Er hatte heute den ersten Brief Ellens erhalten. »Dank, Dank – du wirst mich verstehen – du bist mir gewiß nicht böse ...«
Ja, gewiß, Schwedenklee gehörte zur Klasse jener Menschen, die alles verstehen und daher alles vergeben, denen nichts Menschliches fremd ist – gewiß, er verstand alles. Mehr als sie ahnte! Und böse? Nein, böse konnte Schwedenklee überhaupt nicht werden.

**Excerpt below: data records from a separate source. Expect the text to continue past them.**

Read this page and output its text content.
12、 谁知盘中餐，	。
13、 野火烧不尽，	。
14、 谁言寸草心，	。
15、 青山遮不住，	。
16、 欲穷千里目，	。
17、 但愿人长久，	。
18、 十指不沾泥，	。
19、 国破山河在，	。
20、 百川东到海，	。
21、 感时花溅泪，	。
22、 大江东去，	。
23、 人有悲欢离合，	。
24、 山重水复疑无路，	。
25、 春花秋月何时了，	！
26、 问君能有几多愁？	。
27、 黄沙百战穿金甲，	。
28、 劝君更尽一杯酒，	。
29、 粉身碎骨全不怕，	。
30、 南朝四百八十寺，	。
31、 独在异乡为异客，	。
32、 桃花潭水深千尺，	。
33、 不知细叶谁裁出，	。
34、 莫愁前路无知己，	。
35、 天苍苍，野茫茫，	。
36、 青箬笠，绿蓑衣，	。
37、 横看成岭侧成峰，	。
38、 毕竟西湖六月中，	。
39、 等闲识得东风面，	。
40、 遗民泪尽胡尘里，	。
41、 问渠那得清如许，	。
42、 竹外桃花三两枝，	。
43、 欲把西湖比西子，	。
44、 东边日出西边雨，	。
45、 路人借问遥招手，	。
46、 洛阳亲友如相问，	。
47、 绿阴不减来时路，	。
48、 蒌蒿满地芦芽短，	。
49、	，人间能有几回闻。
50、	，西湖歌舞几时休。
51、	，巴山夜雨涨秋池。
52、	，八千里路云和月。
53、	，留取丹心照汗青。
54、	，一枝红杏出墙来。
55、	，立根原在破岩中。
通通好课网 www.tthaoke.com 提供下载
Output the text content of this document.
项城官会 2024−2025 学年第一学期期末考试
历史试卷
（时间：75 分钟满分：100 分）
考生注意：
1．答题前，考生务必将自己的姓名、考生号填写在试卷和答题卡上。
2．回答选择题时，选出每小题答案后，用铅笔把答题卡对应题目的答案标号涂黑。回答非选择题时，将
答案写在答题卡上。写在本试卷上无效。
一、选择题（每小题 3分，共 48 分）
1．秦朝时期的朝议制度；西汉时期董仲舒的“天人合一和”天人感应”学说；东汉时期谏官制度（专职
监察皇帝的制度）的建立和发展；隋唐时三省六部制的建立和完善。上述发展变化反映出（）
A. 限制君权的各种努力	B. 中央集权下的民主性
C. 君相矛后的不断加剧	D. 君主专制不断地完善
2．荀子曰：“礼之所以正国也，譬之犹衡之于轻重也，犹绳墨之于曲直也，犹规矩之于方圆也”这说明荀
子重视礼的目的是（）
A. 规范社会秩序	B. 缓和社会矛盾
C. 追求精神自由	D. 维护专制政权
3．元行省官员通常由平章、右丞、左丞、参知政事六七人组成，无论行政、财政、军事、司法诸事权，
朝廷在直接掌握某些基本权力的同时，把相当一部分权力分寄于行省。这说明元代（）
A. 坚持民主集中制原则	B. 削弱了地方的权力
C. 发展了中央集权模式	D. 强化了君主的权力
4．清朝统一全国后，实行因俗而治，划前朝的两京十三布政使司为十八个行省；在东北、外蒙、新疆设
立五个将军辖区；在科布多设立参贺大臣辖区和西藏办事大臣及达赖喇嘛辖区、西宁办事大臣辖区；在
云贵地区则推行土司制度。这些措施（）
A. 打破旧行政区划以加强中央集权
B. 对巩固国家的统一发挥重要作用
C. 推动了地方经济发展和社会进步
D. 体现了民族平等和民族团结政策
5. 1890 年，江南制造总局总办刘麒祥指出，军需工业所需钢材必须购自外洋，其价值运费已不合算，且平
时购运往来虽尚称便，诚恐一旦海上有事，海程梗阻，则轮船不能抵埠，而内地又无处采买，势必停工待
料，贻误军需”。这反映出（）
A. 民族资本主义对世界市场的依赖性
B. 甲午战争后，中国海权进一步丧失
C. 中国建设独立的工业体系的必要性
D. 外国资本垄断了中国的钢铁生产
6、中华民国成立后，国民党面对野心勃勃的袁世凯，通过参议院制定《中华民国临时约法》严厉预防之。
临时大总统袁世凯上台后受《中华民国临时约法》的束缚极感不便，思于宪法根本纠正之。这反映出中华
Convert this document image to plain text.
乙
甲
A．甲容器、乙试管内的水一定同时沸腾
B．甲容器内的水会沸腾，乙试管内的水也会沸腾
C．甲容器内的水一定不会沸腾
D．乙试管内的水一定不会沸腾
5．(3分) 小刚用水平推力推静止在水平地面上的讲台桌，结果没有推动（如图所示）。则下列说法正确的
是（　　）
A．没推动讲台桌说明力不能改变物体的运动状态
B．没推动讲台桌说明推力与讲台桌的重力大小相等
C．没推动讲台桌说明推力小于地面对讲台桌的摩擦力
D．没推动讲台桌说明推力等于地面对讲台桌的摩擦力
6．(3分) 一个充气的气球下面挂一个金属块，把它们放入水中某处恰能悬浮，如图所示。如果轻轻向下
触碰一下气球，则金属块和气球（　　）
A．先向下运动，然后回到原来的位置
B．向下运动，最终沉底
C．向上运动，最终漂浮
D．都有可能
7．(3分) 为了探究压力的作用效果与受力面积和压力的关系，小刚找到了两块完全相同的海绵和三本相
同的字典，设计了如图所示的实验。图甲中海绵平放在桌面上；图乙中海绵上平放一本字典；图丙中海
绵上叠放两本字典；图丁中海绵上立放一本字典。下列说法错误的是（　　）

Und doch, gerade an diesem Abend wurde Schwedenklee von starker Unruhe erfaßt. Er ging auf und ab, die Funken sprühten aus seiner Zigarre. Schweiß brach aus seiner Stirn.
Seine Augen sanken ein. » Wenn sie nun aber doch mein Kind wäre?« sagte er voller Gram. »Auch die Krankenschwester, du erinnerst dich, sagte, sie glaube, Blank habe dir besondere Mitteilungen zu machen ...«
»Hätte ich Gewißheit – alles wäre ja anders!«
Verraten wir es: Schwedenklee ging in die Dunkelheit, wo sie am schwärzesten war, um hier, ganz im Dunklen, obschon niemand in der Nähe war, die Finger in die Augen zu drücken und zu stöhnen.
Ja, Schwedenklee hatte heute einen schlechten Tag. Er strich die ganze Nacht in der Finsternis hin und her, fröstelte im Nachtnebel.
»Gerade als ich die Hand nach ihr ausstreckte –!« sagte er, aber er sprach nicht weiter.